Perhaps the limited interest was because news of proposals to open a free trade zone in Shanghai may have stolen Qianhai’s thunder (see WiC202). The speculation is that currency reforms similar to those suggested in Qianhai could be part of the plan.
Still, the Qianhai authorities won’t be too unhappy with the results of the auction, with the South China Morning Post describing the price paid as “jaw dropping”. The plot is now Shenzhen’s most expensive, although an expert from Cushman & Wakefield, a real estate consultancy, told the newspaper that state-owned China Resources Land may have paid more than the expected price to show support for the project in Qianhai.
Certainly, some thought it was prudent for Hong Kong investors to stay away from the auction. One netizen wrote on weibo that the fate of Qianhai was so uncertain that the “level-headed Hong Kong property developers” were right to be cautious. “This gives adventurous mainland developers the opportunity to take the risk, using the banks’ money to meet the government’s development needs,” the contributor continued.

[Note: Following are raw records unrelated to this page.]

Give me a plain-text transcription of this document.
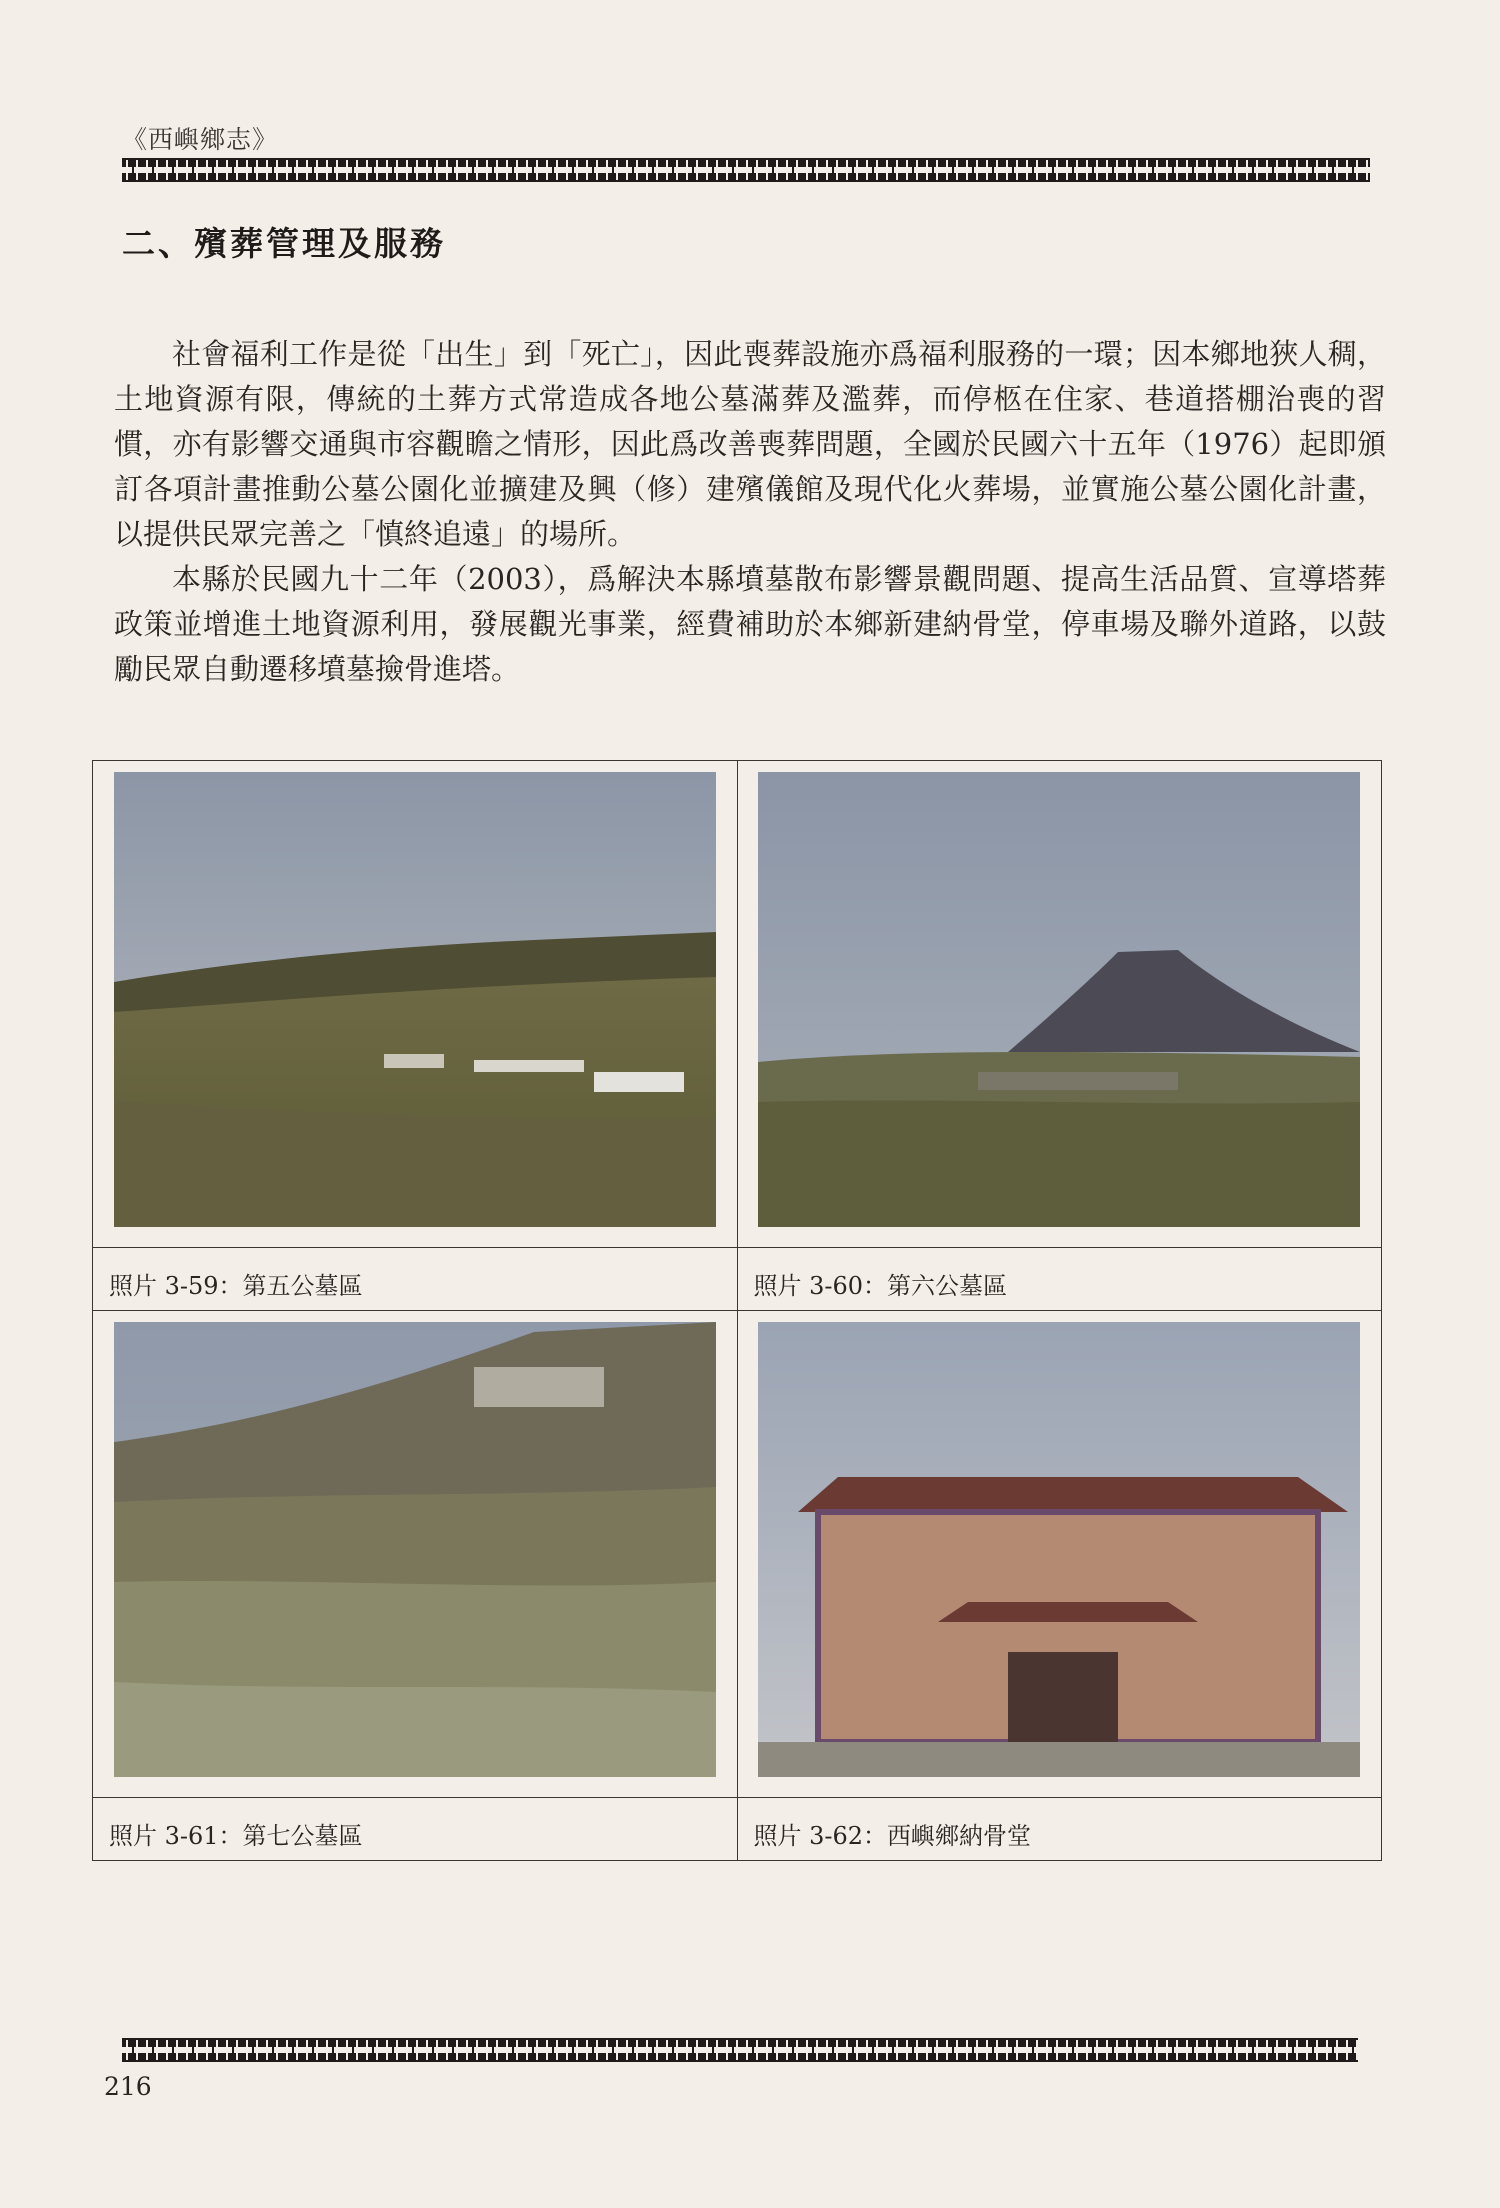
《西嶼鄉志》
二、殯葬管理及服務

社會福利工作是從「出生」到「死亡」，因此喪葬設施亦爲福利服務的一環；因本鄉地狹人稠，土地資源有限，傳統的土葬方式常造成各地公墓滿葬及濫葬，而停柩在住家、巷道搭棚治喪的習慣，亦有影響交通與市容觀瞻之情形，因此爲改善喪葬問題，全國於民國六十五年（1976）起即頒訂各項計畫推動公墓公園化並擴建及興（修）建殯儀館及現代化火葬場，並實施公墓公園化計畫，以提供民眾完善之「慎終追遠」的場所。

本縣於民國九十二年（2003），爲解決本縣墳墓散布影響景觀問題、提高生活品質、宣導塔葬政策並增進土地資源利用，發展觀光事業，經費補助於本鄉新建納骨堂，停車場及聯外道路，以鼓勵民眾自動遷移墳墓撿骨進塔。

照片 3-59：第五公墓區	照片 3-60：第六公墓區

照片 3-61：第七公墓區	照片 3-62：西嶼鄉納骨堂
216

The other land auction be held in Qianhai was won by another Chinese developer, Excellence Real Estate Group, which picked up two commercial sites for Rmb12.4 billion in late July, reports Bloomberg.
Earlier this year, the government gave Chinese banks and their international counterparts in Hong Kong the right to offer cross-border loans to finance development in the zone.
This has sparked interest in other areas of the financial services community. For example, leading investor Mark Mobius, executive chairman at the Templeton Emerging Markets Group, told the South China Morning Post recently that the firm was considering a presence in Qianhai to sell Hong Kong-domiciled funds across mainland China. But Mobius added that interest would wane if yet-to-be determined rules meant that Templeton could only sell funds to residents of Qianhai itself.
Indeed, at this stage, investors in general are awaiting details about how capital will be allowed to move in and out of the zone, as well as whether restrictions will apply on how funds can then be used in the rest of China. Without more information it is difficult to know whether Qianhai will become a radical experiment in opening the capital account or something of rather less interest. But given the size and importance of its potential new rival in Shanghai, the danger is that Qianhai is eclipsed before it can get established. If so, property values there will look vulnerable – possibly explaining the view taken by the Hong Kong property tycoons.